Just arrange the wedding you want, within the budget you have. Send the invitations, and have a lovely day. That is all that's required.

Juicey1992 · 19/04/2025 12:49

If there is something about your wedding that makes it more difficult for people to attend, you need to accept that some people may not make it.

You can have the wedding you wish, but people are not obligated to go.

VickyEadieofThigh · 19/04/2025 12:50

FearistheMindKillerr · 19/04/2025 12:39

I think it sounds like she’s jealous that you’re engaged to be married and wedding planning while her “partner” hasn’t asked her yet?

Blimey! Have you ever thought of turning that vivid imagination towards something creative - writing a novel or a TV drama, perhaps?

rwalker · 19/04/2025 12:50

Missj25 · 19/04/2025 11:29

How would it be 2 k plus , she only has to go for 2 days !

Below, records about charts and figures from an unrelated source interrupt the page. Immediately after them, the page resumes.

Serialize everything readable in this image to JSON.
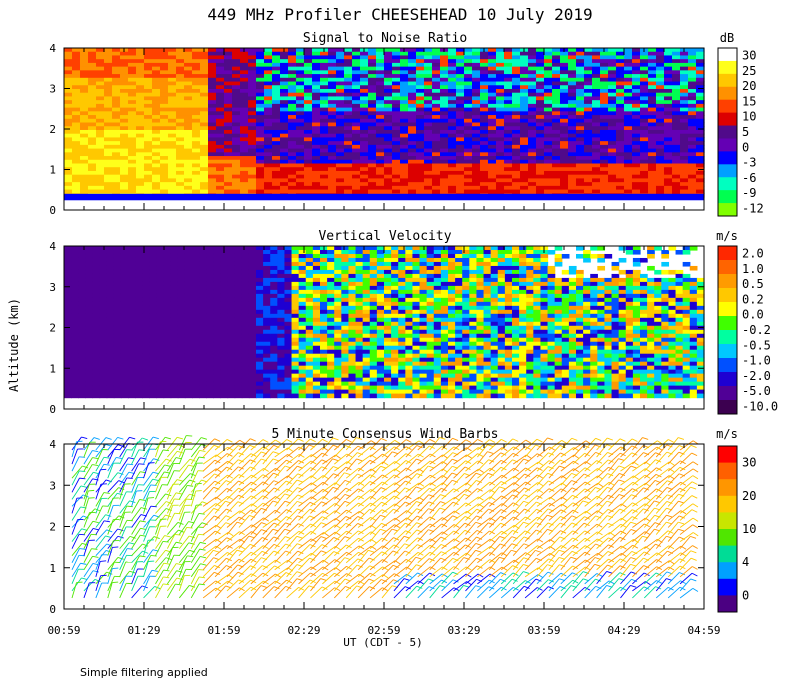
{
  "figure_title": "449 MHz Profiler CHEESEHEAD 10 July 2019",
  "footnote": "Simple filtering applied",
  "ylabel": "Altitude (km)",
  "xlabel": "UT (CDT - 5)",
  "x_ticks": [
    "00:59",
    "01:29",
    "01:59",
    "02:29",
    "02:59",
    "03:29",
    "03:59",
    "04:29",
    "04:59"
  ],
  "y_ticks": [
    "0",
    "1",
    "2",
    "3",
    "4"
  ],
  "chart_data": [
    {
      "type": "heatmap",
      "title": "Signal to Noise Ratio",
      "units": "dB",
      "ylim": [
        0,
        4
      ],
      "xlim": [
        "00:59",
        "04:59"
      ],
      "colorbar": {
        "labels": [
          "30",
          "25",
          "20",
          "15",
          "10",
          "5",
          "0",
          "-3",
          "-6",
          "-9",
          "-12"
        ],
        "colors": [
          "#ffffff",
          "#ffff1a",
          "#ffc800",
          "#ff9100",
          "#ff4000",
          "#dc0000",
          "#500a8a",
          "#6400b4",
          "#0000ff",
          "#00a0ff",
          "#00ffc0",
          "#00ff50",
          "#80ff00"
        ]
      }
    },
    {
      "type": "heatmap",
      "title": "Vertical Velocity",
      "units": "m/s",
      "ylim": [
        0,
        4
      ],
      "xlim": [
        "00:59",
        "04:59"
      ],
      "colorbar": {
        "labels": [
          "2.0",
          "1.0",
          "0.5",
          "0.2",
          "0.0",
          "-0.2",
          "-0.5",
          "-1.0",
          "-2.0",
          "-5.0",
          "-10.0"
        ],
        "colors": [
          "#ff2800",
          "#ff6400",
          "#ff9b00",
          "#ffc800",
          "#ffff00",
          "#40ff00",
          "#00ffa0",
          "#00c8ff",
          "#0050ff",
          "#1e00d2",
          "#500096",
          "#3c0050"
        ]
      }
    },
    {
      "type": "wind_barbs",
      "title": "5 Minute Consensus Wind Barbs",
      "units": "m/s",
      "ylim": [
        0,
        4
      ],
      "xlim": [
        "00:59",
        "04:59"
      ],
      "colorbar": {
        "labels": [
          "30",
          "20",
          "10",
          "4",
          "0"
        ],
        "colors": [
          "#ff0000",
          "#ff6000",
          "#ff9600",
          "#ffc800",
          "#c8e600",
          "#50e600",
          "#00dc96",
          "#00a0ff",
          "#0000ff",
          "#4b0082"
        ]
      }
    }
  ]
}
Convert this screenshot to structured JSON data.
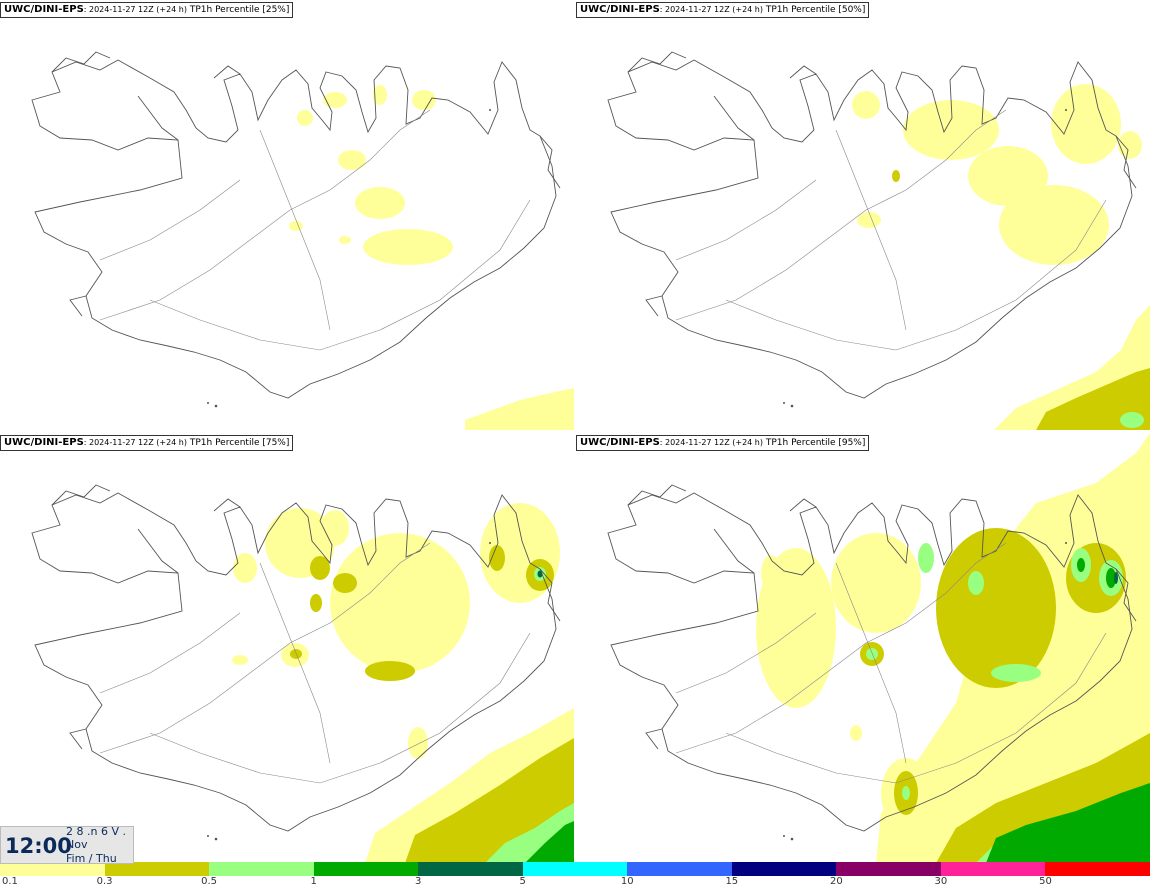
{
  "panels": [
    {
      "source": "UWC/DINI-EPS",
      "run": ": 2024-11-27 12Z (+24 h)",
      "param": "TP1h Percentile [25%]"
    },
    {
      "source": "UWC/DINI-EPS",
      "run": ": 2024-11-27 12Z (+24 h)",
      "param": "TP1h Percentile [50%]"
    },
    {
      "source": "UWC/DINI-EPS",
      "run": ": 2024-11-27 12Z (+24 h)",
      "param": "TP1h Percentile [75%]"
    },
    {
      "source": "UWC/DINI-EPS",
      "run": ": 2024-11-27 12Z (+24 h)",
      "param": "TP1h Percentile [95%]"
    }
  ],
  "valid_time": {
    "time": "12:00",
    "day_line": "2 8 .n 6 V .",
    "month": "Nov",
    "weekday": "Fim / Thu"
  },
  "legend": {
    "labels": [
      "0.1",
      "0.3",
      "0.5",
      "1",
      "3",
      "5",
      "10",
      "15",
      "20",
      "30",
      "50"
    ],
    "colors": [
      "#ffff99",
      "#cccc00",
      "#99ff80",
      "#00aa00",
      "#006644",
      "#00ffff",
      "#3366ff",
      "#000080",
      "#880066",
      "#ff2299",
      "#ff0000"
    ]
  },
  "colors": {
    "light_yellow": "#ffff99",
    "olive": "#cccc00",
    "light_green": "#99ff80",
    "green": "#00aa00",
    "dark_green": "#006644"
  }
}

taxi to airport ,fight, accommodation , food ,drink ,present ,outfit ,gift and you can easily spend well over £100 on drinks on the day

C152 · 19/04/2025 12:54

Personally, if getting married in Italy is something you've always wanted to do, I think you should still elope.

As for the dog, we all place different levels of importance on different things. Maybe the dog is higher up on your sister's list than money is, whereas it wouldn't be to you. Both are fine; it's just about viewing things differently.

I can also see how if it was just an informal WhatsApp chat like asking about a family holiday, as you said, people might have viewed it as a very general, 'we're considering many options including this, what are your initial thoughts' type of question. Whereas if they were aware you'd always wanted to get married in Italy, you'd had a serious conversation about why and how important it was, their answers may have been a bit different, or they would have at least phrased them with more care.

Tricho · 19/04/2025 12:55

Flights, hotels, gifts, clothes, pre prep, hen parties (I assume you'll be one for home hen and abroad hen?) The home party and now dog boarding ?

Yeah I wouldn't be going either

Not to mention the fact I'd be terrified leaving my dog with someone I didn't know

Heronwatcher · 19/04/2025 13:00

Just don’t get married abroad FFS, or if you do expect it to be very very small.

I get that it’s your favourite place but it is just a massive expensive PITA. Get married in the UK and go on honeymoon there.

Heronwatcher · 19/04/2025 13:01

And if you do get married abroad I think you should be paying for the guests you really want there TBH.